Pedro Sanchez, un socialiste, s’est adressé à la Chambre des députés, affirmant que le Maroc est « un allié essentiel pour notre sécurité et pour une migration ordonnée dans notre pays et sur le continent européen ». Il a cité des chiffres du premier trimestre de l’année, affirmant que le nombre d’arrivées de migrants illégaux dans les îles Canaries avait diminué de 63 %, tandis que les arrivées en Grèce et en Italie avaient respectivement augmenté de 95 % et de 300 % au cours de la même période.

La relation de l’Espagne avec le Maroc est en hausse depuis que Madrid a mis fin à un différend diplomatique d’un an en mars 2022 en se rangeant du côté du Maroc sur la question du Sahara occidental.
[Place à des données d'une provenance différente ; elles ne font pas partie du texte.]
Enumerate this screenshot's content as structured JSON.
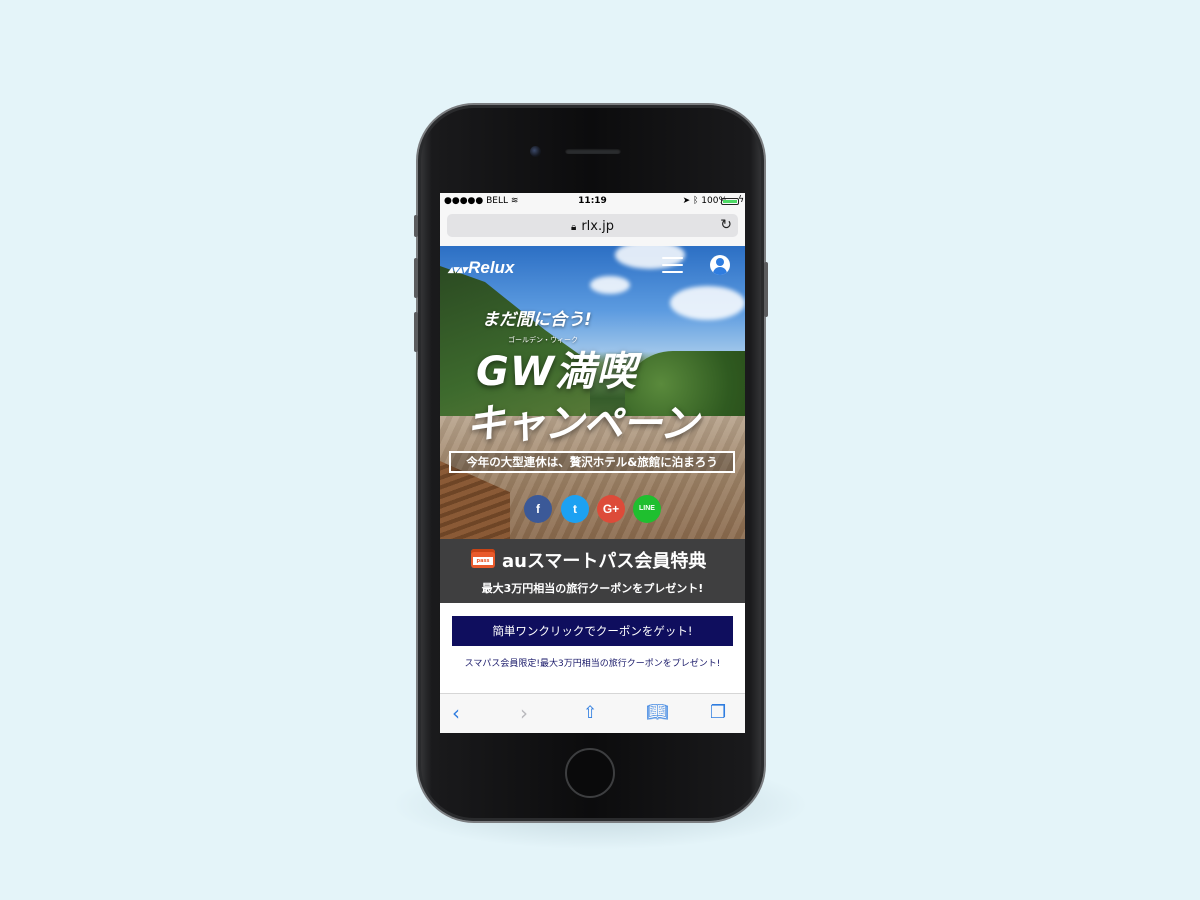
{
  "status_bar": {
    "carrier": "●●●●● BELL",
    "time": "11:19",
    "battery": "100%",
    "battery_level": 1.0
  },
  "browser": {
    "url": "rlx.jp"
  },
  "site": {
    "logo": "Relux"
  },
  "hero": {
    "tagline": "まだ間に合う!",
    "ruby": "ゴールデン・ウィーク",
    "title_line1": "GW満喫",
    "title_line2": "キャンペーン",
    "subtitle": "今年の大型連休は、贅沢ホテル&旅館に泊まろう",
    "social": [
      {
        "label": "f",
        "color": "#3b5998",
        "icon": "facebook-icon"
      },
      {
        "label": "t",
        "color": "#1da1f2",
        "icon": "twitter-icon"
      },
      {
        "label": "G+",
        "color": "#dd4b39",
        "icon": "google-plus-icon"
      },
      {
        "label": "LINE",
        "color": "#1fbf2f",
        "icon": "line-icon"
      }
    ]
  },
  "promo": {
    "card_text": "pass",
    "title": "auスマートパス会員特典",
    "subtitle": "最大3万円相当の旅行クーポンをプレゼント!"
  },
  "cta": {
    "button_label": "簡単ワンクリックでクーポンをゲット!",
    "note": "スマパス会員限定!最大3万円相当の旅行クーポンをプレゼント!"
  },
  "colors": {
    "page_bg": "#e4f4f9",
    "cta_bg": "#0f0e5e",
    "promo_bg": "#3f3f40",
    "ios_blue": "#2f7de0"
  }
}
Cette décision a été critiquée par tous les partis politiques espagnols, à l’exception des socialistes dirigés par M. Sanchez, car elle rompait avec des décennies de neutralité espagnole sur la question sensible de cette ancienne colonie espagnole.

Lors d’une session parlementaire, Aitor Esteban, membre du Parti nationaliste basque (PNV) et un soutien habituel du gouvernement, a accusé le Premier ministre de vendre les droits du peuple sahraoui et d’arrêter l’immigration en provenance du Maroc en échange de soutien sur la question du Sahara occidental.

Yolanda Diaz, la ministre communiste du Travail et la troisième personnalité la plus importante du gouvernement de coalition, a également exprimé ses désaccords avec les politiques de M. Sanchez en qualifiant le Maroc de « dictature » lors d’une récente interview télévisée. Mme Diaz, qui a annoncé sa candidature au poste de Premier ministre lors des prochaines élections générales, a également déclaré qu’elle inverserait sans aucun doute l’accord conclu par M. Sanchez avec le Maroc sur le Sahara occidental si elle arrivait au pouvoir.

La critique de l’alliance étroite de l’Espagne avec le Maroc a également augmenté, non seulement de l’opposition de droite, mais aussi des alliés de gauche du gouvernement, depuis la tragédie de l’enclave de Melilla le 24 juin 2022. Ce jour-là, près de 2 000 migrants, principalement soudanais, ont tenté d’entrer de force dans l’enclave espagnole située sur la côte nord du Maroc, ce qui a entraîné au moins 23 décès parmi les migrants, selon les autorités marocaines, et 27 selon l’Association marocaine des droits humains (AMDH).

En résumé, l’alliance de l’Espagne avec le Maroc dans la lutte contre l’immigration illégale a été saluée par le Premier ministre mais critiquée par de nombreux opposants politiques, y compris ceux au sein de son propre gouvernement. Le récent changement diplomatique de l’Espagne concernant sa position sur le Sahara occidental a également alimenté le débat sur la nature de cette alliance, qui a rencontré une opposition de la part des factions politiques de droite et de gauche.